Ainsi, tandis que les taux devraient demeurer élevés, préservant les marges des banques mais alors que pointent des risques de récession, McKinsey annonce une grande divergence entre établissements. Certains s’en sortiront bien mieux que les autres et consolideront leurs parts de marché à leur détriment.

Montée en puissance des fintechs

Par ailleurs, la moitié seulement de la valorisation boursière du secteur financier est désormais représentée par les institutions bancaires traditionnelles, tandis que les établissements spécialisés et les fintechs représentent l'autre moitié, contre 30% il y a cinq ans. McKinsey en tire que la spécialisation par métiers et produits, qui est le modèle que suivent les fintechs, va s’accroitre. Renforçant encore la grande divergence entre établissements annoncée.

Le problème est que McKinsey annonce ainsi la "banque éclatée", c’est-à-dire la fin du modèle multi-métiers de banque universelle, depuis près de… trente ans. En 2021 encore, sa Global Banking Annual Review citait en exemple Klarna, le spécialiste européen du paiement fractionné, aujourd’hui mis en difficulté par la remontée des taux et qui tente d’élargir ses offres pour y échapper.

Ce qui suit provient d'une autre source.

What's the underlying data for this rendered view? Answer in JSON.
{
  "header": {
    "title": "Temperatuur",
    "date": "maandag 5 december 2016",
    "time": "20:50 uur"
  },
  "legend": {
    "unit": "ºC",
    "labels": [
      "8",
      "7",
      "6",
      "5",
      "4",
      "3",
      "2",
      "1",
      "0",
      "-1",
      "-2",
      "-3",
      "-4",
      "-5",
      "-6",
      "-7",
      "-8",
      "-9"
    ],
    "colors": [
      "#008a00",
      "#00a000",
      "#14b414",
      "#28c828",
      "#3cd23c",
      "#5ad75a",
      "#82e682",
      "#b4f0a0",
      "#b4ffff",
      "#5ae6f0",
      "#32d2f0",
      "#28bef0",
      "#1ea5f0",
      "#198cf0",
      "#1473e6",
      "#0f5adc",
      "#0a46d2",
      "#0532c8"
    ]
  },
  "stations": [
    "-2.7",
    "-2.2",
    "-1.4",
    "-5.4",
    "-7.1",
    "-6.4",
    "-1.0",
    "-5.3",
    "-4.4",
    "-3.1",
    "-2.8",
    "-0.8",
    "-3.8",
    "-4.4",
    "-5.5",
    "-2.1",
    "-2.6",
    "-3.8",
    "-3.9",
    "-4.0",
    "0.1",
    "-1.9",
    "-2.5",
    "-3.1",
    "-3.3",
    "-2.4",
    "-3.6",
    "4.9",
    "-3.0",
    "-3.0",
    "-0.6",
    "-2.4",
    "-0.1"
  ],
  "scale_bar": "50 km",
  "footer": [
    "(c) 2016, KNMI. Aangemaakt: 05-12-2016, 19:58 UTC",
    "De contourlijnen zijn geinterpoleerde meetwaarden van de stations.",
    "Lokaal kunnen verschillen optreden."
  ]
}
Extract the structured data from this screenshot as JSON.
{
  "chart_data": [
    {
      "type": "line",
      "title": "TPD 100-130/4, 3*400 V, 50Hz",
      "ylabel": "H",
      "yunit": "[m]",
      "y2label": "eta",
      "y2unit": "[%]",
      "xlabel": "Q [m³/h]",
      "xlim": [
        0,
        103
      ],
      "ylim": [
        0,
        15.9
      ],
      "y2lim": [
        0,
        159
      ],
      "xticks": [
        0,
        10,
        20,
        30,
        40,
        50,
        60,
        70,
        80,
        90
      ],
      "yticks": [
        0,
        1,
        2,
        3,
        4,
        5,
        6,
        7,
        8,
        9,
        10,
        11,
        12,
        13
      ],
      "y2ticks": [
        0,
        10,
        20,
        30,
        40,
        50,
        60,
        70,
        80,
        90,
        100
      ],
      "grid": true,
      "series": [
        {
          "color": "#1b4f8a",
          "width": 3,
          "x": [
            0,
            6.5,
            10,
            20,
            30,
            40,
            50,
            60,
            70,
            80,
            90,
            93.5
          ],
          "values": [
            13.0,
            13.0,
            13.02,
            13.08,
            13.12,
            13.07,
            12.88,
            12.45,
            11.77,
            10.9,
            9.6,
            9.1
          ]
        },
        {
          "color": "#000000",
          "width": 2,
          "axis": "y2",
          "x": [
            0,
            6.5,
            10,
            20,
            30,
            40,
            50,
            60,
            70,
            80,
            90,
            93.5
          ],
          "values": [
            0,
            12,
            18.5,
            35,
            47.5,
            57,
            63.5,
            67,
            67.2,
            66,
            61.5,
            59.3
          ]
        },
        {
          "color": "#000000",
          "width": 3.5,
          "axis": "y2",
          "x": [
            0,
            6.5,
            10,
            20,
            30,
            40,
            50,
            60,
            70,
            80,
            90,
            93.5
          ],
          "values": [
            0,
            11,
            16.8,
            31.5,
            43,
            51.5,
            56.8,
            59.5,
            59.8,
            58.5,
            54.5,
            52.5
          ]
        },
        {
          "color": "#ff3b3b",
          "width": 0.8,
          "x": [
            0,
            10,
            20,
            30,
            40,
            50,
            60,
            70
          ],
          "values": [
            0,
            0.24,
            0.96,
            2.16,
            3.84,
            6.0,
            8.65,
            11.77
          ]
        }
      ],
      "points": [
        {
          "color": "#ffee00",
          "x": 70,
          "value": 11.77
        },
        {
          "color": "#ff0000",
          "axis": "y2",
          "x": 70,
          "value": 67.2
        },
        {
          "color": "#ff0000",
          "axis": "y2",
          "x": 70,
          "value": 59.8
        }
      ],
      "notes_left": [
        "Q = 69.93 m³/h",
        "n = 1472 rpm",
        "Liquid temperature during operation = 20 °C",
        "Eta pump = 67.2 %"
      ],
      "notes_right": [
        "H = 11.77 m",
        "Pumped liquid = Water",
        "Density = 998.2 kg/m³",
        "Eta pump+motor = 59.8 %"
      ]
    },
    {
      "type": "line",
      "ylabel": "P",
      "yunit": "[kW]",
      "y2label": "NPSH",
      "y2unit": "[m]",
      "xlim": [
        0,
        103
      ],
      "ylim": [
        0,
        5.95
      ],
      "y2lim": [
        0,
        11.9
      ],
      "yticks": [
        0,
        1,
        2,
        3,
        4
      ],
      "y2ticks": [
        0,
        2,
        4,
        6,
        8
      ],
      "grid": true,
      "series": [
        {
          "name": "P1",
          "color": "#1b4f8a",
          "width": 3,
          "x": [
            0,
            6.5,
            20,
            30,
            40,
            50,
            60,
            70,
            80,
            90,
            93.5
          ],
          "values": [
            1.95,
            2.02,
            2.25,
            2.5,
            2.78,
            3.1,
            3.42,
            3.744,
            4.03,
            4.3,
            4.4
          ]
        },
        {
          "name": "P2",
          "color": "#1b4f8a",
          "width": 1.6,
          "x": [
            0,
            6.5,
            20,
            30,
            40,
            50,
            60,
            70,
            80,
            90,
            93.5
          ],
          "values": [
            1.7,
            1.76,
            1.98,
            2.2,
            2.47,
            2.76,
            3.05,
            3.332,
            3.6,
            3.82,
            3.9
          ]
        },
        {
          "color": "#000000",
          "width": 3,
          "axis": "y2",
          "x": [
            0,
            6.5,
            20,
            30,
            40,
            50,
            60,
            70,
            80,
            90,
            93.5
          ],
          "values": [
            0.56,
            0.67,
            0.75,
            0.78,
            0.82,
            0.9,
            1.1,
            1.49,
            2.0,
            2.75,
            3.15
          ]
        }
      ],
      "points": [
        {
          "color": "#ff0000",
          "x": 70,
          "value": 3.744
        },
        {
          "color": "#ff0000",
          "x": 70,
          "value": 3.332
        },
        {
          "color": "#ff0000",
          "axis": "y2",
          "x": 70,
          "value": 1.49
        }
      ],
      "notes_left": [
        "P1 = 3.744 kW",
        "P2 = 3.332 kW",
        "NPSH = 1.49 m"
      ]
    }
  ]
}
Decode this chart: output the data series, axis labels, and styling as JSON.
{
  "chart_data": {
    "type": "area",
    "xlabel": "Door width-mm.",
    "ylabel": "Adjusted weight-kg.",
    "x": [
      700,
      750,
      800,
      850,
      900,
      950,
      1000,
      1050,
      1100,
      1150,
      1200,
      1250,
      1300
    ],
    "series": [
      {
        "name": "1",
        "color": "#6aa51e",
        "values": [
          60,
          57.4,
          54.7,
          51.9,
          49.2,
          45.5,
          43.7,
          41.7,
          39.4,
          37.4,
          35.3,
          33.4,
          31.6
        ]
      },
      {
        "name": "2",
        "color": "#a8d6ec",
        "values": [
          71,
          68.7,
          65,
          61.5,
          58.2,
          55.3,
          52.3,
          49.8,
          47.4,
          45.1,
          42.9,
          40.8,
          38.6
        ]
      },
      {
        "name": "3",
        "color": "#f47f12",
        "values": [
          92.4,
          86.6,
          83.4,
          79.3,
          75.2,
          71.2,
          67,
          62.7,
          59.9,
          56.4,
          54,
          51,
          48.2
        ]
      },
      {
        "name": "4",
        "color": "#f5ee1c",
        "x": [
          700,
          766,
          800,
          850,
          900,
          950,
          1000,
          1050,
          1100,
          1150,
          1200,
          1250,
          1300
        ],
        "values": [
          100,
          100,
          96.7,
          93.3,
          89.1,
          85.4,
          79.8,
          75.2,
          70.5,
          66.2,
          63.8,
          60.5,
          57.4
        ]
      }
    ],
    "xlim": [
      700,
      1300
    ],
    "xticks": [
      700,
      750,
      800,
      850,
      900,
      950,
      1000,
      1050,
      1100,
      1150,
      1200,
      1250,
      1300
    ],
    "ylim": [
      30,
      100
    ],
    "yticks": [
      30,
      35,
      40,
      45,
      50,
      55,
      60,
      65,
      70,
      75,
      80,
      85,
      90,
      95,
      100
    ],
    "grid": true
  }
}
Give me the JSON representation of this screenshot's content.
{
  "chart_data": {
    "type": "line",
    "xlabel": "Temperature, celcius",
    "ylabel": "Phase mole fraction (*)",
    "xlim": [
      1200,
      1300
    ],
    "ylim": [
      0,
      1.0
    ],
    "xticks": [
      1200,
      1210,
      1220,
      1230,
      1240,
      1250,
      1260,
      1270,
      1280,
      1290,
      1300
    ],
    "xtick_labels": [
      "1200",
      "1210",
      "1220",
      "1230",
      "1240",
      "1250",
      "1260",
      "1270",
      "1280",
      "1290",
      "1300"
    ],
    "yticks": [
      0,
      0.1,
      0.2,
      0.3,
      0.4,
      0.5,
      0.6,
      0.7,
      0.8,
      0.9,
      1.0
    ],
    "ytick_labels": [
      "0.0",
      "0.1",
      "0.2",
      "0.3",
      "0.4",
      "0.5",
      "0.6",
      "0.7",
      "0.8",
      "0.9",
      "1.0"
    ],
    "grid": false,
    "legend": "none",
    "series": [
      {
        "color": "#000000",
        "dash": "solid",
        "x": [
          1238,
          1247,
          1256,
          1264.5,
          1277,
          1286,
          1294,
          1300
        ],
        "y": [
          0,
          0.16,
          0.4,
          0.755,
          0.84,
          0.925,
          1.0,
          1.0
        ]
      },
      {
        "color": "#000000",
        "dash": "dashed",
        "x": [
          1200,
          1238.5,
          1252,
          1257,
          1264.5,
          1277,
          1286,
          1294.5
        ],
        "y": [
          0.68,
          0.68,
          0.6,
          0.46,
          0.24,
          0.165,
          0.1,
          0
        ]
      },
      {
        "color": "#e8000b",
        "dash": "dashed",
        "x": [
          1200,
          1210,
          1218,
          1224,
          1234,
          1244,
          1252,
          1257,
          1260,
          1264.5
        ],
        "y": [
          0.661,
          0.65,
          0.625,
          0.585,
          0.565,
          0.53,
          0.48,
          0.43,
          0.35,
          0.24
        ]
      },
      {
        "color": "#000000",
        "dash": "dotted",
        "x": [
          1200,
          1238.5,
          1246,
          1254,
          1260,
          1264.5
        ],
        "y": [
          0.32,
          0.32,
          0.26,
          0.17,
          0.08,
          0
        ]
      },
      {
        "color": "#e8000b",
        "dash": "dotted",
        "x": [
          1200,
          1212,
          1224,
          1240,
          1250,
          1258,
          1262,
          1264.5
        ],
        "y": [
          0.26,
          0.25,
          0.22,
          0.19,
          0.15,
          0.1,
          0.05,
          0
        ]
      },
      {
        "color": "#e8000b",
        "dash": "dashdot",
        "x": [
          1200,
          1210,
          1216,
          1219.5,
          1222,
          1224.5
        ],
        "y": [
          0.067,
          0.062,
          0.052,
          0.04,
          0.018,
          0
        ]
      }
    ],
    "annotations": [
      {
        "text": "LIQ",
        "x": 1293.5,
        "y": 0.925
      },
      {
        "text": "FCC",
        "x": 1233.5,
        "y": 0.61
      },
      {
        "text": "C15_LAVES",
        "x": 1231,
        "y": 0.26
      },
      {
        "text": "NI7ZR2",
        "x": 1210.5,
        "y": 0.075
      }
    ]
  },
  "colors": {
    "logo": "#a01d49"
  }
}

Ces dernières décennies, face aux crises, le modèle de banque universelle a certainement fait la preuve de sa résilience. Toutefois, la divergence entre établissements que pointe McKinsey est bien réelle. De sorte que si une spécialisation des banques devait intervenir, sans doute concernerait-elle moins les activités et les produits que d’autres éléments. Deux d’entre eux sont particulièrement soulignés dans la Global Banking Annual Review: la géographie et la segmentation des clientèles.

"Nous constatons que le lieu d'activité principal d'une banque représente 68% de sa valorisation, une part qui n'a cessé d'augmenter depuis 2014". C’est un fait: certains marchés sont plus durablement porteurs que d’autres, qu’ils soient émergents (Inde, Indonésie, Mexique, Afrique du Sud) ou non (Etats-Unis, Canada). En regard, en tous cas, l’Europe parait clairement à la traîne. En 2021, seulement 25% des 300 plus grandes banques européennes ont accru leur valorisation. Et si, pour 2023, McKinsey prévoit que les ROE moyens puisse s’effondrer à 7% en cas de récession sévère, cela concernerait tout particulièrement les banques européennes (6%).

A cet élément géographique s’en ajoute un autre, structurant: dans la banque de détail, les revenus concernent de plus en plus des segments spécifiques de clientèle. Par exemple, aux États-Unis, les revenus bancaires culminent chez les personnes âgées de 60 à 70 ans, soit environ 40 ans après le pic démographique. En Chine, la tendance est inverse: le pic de revenus arrive 20 ans avant le pic démographique.

Grand écart en fonction des clients

La divergence entre établissements pourrait ainsi largement dépendre de leur capacité à mieux servir les segments de clientèle à la croissance la plus rapide et les plus rentables. Aux États-Unis, note McKinsey, au cours des 15 dernières années, les revenus des ménages à revenu moyen et faible ont considérablement diminué. Un ménage américain moyen génère désormais environ 2700 $ de revenus bancaires par an (coût du risque pris en compte), tandis qu'un client bien diplômé, âgé de 35 à 55 ans et disposant d'un revenu annuel supérieur à 100.000 $, en génère quatre fois plus (11.500 $).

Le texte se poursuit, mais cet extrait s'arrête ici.